Future Prospects of the Spanish Implantable Cardioverter-defibrillator Registry

This registry is the 13th official report. The durability of this registry is a credit to all of the participating members of the Section of Electrophysiology and Arrhythmias of the SEC. The continued modernization of the registry will allow more and better information to be obtained with less effort by the staff involved in its maintenance. The quality of the information will improve with further computerization of the registry, and the completion of certain fields will be obligatory. In the future, the system may permit more ambitious clinical objectives and include parameters such as death, shocks, and complications that provide relevant clinical information.

CONCLUSIONS

The 2016 Spanish Implantable Cardioverter-defibrillator Registry collected information on 85% of all implantations performed in Spain and, although 100% of procedures have not been recorded, it continues to be representative of the activity and current indications of this therapy in Spain.
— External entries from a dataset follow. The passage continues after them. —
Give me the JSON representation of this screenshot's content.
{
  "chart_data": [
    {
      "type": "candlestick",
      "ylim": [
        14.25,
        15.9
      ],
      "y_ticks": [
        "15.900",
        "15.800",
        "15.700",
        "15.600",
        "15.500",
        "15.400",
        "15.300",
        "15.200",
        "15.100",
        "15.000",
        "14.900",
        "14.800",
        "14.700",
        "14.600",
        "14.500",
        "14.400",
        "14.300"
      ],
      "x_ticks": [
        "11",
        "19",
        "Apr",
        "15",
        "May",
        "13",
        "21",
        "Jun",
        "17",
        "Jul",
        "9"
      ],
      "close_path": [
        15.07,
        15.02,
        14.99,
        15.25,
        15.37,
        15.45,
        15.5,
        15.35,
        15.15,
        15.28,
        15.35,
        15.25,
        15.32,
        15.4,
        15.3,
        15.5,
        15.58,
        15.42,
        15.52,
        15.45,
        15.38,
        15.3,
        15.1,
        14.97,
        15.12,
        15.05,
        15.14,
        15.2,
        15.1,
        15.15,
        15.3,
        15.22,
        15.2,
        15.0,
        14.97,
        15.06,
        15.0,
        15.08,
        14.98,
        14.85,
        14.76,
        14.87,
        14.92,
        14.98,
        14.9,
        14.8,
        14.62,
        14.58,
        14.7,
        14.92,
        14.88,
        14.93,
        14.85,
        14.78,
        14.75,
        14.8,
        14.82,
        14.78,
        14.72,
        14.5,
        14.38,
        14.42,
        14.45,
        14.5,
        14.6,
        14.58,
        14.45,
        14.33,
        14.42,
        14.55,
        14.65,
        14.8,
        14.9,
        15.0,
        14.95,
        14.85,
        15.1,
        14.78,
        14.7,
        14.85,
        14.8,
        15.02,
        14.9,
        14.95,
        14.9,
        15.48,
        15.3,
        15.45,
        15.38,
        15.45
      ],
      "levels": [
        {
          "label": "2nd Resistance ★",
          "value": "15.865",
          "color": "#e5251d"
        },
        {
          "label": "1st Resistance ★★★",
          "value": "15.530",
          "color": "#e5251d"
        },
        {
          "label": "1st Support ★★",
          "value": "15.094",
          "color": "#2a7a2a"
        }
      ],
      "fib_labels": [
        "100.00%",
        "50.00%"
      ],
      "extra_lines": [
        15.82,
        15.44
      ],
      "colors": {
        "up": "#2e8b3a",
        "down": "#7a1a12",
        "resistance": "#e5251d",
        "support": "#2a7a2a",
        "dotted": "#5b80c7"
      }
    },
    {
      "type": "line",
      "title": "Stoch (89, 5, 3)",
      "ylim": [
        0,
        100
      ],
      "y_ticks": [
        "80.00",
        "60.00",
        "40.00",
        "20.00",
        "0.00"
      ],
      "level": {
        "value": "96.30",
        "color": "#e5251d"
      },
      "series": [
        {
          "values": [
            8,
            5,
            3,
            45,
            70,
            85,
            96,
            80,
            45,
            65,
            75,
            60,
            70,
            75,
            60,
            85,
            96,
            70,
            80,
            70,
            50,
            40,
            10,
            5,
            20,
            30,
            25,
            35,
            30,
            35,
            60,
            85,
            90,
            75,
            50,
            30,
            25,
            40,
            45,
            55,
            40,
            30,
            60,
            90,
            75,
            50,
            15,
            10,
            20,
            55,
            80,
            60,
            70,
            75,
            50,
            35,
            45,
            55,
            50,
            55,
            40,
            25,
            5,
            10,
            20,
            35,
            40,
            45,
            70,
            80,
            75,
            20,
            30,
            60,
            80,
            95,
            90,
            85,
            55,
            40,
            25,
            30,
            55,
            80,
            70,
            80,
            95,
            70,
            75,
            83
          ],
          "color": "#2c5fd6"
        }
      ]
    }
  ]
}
After 2 years of decreases in the number of implantations, the recovery seen in 2013 was confirmed in recent years with a figure of 122 per million population. As in previous years, the total number of implantations in Spain continues to be much lower than the average for the European Union, with the difference continuing to grow, and the autonomous communities continue to show considerable variability.

CONFLICTS OF INTEREST

J. Alzueta has participated in clinical studies funded by Medtronic, Boston, St Jude, Biotronik, and Sorin and in roundtables sponsored by Boston. I. Fernández Lozano has participated in clinical studies funded by Medtronic, Boston, St Jude, Biotronik, and Sorin and in roundtables sponsored by Boston and St Jude.

Acknowledgments

We would like to thank all of the health care professionals involved in ICD implantation in Spain who have voluntarily and selflessly contributed to the ultimate success of the registry. We also thank José M. Fernández, a SEC fellow who maintains the database of the Spanish Implantable Cardioverter-defibrillator Registry, for his enthusiastic work in maintaining the database and his participation in its development. Our thanks also go to the personnel at the ICD manufacturers (Medtronic, Boston Scientific, St. Jude Medical, Biotronik, and the Sorin Group) for their help in collecting and sending datasheets to the SEC for most of the implantations. Finally, we thank the SEC for its work in receiving the information, particularly Gonzalo Justes and José M. Naranjo.